Sistem pendidikan yang tidak memanfaatkan TI akan menjadi kadaluwarsa dan kehilangan kredibilitasnya. Namun, di sisi lain ada juga pendapat yang menyatakan bahwa situasi ini lebih disebabkan oleh adanya konspirasi yang mengakibatkan terjadinya ketergantungan dunia pendidikan terhadap TI. Kedua pendapat itu tidak perlu diperdebatkan karena memiliki kesahihan tersendiri dari persepektif yang berbeda. Justru, yang seharusnya menjadi perhatian adalah bagaimana dampak TI terhadap sistem pendidikan, terutama sistem pembelajaran, serta bagaimana strategi pemanfaatan TI dalam pembelajaran?

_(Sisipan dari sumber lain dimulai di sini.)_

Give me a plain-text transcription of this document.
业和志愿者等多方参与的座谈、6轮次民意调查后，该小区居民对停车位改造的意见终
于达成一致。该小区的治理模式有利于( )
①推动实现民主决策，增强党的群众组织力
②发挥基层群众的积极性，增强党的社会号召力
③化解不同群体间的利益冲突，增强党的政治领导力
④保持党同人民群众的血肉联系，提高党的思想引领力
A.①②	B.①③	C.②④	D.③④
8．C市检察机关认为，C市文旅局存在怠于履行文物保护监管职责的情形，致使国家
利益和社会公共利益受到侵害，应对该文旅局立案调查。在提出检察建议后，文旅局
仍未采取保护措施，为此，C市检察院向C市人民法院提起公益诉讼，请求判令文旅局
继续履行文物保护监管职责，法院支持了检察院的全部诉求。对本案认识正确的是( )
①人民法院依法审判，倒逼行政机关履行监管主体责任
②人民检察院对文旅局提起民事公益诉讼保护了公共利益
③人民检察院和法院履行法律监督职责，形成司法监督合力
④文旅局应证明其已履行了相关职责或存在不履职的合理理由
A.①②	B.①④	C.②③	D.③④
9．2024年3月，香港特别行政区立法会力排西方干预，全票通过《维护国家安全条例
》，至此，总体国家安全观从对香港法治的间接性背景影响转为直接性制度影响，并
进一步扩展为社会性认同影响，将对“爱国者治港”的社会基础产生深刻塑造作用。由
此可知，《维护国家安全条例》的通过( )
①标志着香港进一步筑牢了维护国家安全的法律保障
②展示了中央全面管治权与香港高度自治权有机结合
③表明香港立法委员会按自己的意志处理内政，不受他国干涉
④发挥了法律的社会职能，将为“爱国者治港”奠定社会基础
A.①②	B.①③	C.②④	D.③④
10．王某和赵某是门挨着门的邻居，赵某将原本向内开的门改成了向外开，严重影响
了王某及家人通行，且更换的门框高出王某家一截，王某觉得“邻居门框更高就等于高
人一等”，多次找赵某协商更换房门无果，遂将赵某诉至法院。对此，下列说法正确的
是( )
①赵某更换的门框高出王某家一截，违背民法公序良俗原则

Tentunya, untuk semua itu diperlukan langkah-langkah strategis agar dapat diperoleh hasil yang optimal.
Pembelajaran Geografi merupakan salah satu subsistem yang tidak luput dari arus perubahan yang disebabkan oleh kehadiran TI yang sangat intrusif. Dengan segala atributnya, TI menjadi hal yang tidak dapat dihindarkan lagi dalam sistem pembelajaran Geografi. Beragam kemungkinan ditawarkan oleh TI untuk meningkatkan kualitas pembelajaran Geografi. Di antaranya ialah (1) TI untuk peningkatan dan pengembangan kemampuan profesional tenaga pengajar BI, (2) TI sebagai sumber belajar dalam pembelajaran Geografi, (3) TI sebagai alat bantu interaksi pembelajaran Geografi, dan (4) TI sebagai wadah pembelajaran, termasuk juga perubahan paradigma pembelajaran Geografi yang diakibatkan oleh pemanfaatan TI dalam pembelajaran Geografi.

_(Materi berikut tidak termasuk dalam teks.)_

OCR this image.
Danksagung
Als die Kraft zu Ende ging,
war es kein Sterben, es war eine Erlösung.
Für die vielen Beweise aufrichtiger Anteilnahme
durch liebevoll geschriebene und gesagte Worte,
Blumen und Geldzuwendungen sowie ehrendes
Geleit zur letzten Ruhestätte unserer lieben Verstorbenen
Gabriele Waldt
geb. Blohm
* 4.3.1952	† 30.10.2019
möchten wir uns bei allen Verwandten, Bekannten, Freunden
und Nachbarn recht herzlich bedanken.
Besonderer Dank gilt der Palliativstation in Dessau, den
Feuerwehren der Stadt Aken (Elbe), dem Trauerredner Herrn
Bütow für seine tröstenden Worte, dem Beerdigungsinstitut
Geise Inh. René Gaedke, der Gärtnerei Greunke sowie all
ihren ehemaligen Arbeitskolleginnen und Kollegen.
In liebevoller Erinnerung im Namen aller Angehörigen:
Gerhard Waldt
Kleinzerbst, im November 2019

2. Perubahan Budaya Pembelajaran Geografi
Pembelajaran Geografi memiliki tradisi, asumsi, kaidah ilmiah, serta norma akademik yang menjadikannya sebagai suatu sistem budaya tersendiri. Dari masa ke masa tradisi pembelajaran Geografi mengalami perubahan, seiring dengan perkembangan ilmu pengetahuan, beragam kebutuhan masyarakat, serta kemajuan teknologi informasi.

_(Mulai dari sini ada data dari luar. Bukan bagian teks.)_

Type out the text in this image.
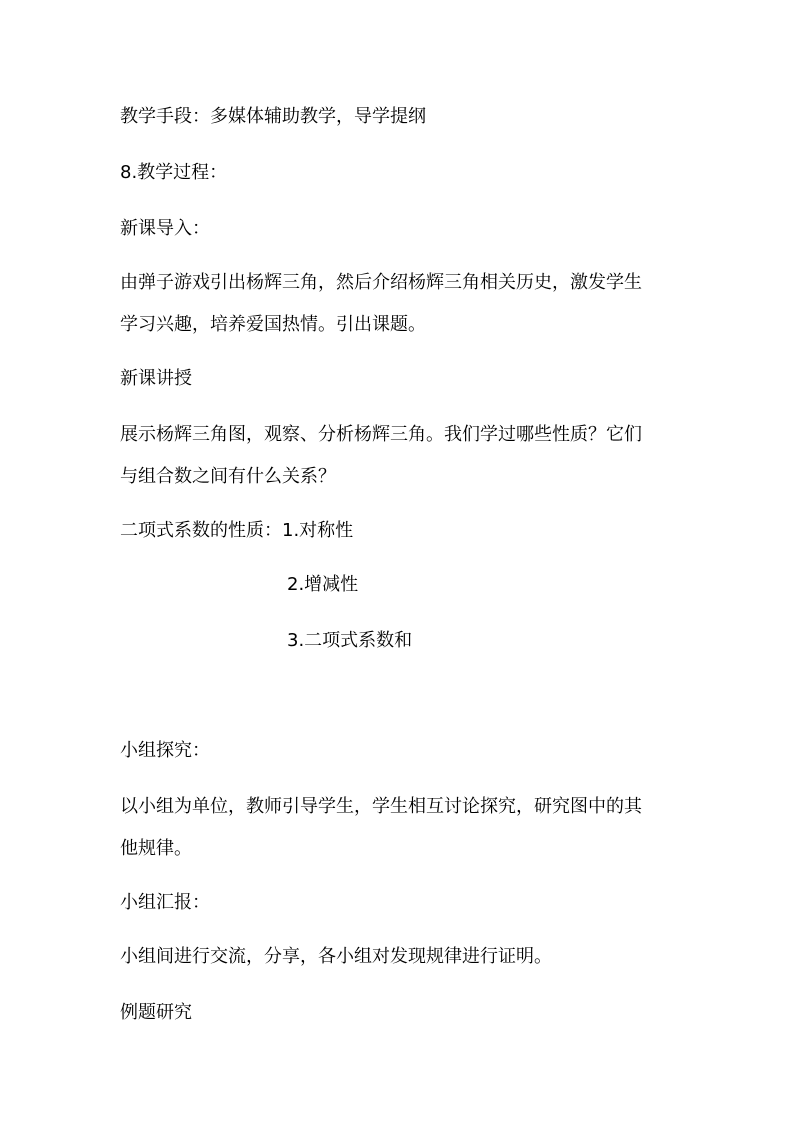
教学手段：多媒体辅助教学，导学提纲

8.教学过程：

新课导入：

由弹子游戏引出杨辉三角，然后介绍杨辉三角相关历史，激发学生

学习兴趣，培养爱国热情。引出课题。

新课讲授

展示杨辉三角图，观察、分析杨辉三角。我们学过哪些性质？它们

与组合数之间有什么关系？

二项式系数的性质：1.对称性

2.增减性

3.二项式系数和

小组探究：

以小组为单位，教师引导学生，学生相互讨论探究，研究图中的其

他规律。

小组汇报：

小组间进行交流，分享，各小组对发现规律进行证明。

例题研究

Seperti telah diuraikan sebelumnya, TI membawa dampak tersendiri terhadap sistem pembelajaran Geografi. TI menawarkan beragam bentuk pemanfaatan dalam sistem pembelajaran BI pada khususnya dan pembelajaran pada umumnya, yaitu Computer Assisted Instruction (CAI), Computer Managed Learning (CML), dan Computer Mediated Communication (CMC). Bentuk pemanfaatan TI yang mutakhir dalam pembelajaran adalah proses pembelajaran maya atau yang dikenal dengan istilah virtual learning. Proses pembelajaran maya terjadi pada kelas maya (virtual classroom) dan atau universitas maya (virtual university) yang berada dalam cyberspace (dunia cyber) melalui jaringan internet.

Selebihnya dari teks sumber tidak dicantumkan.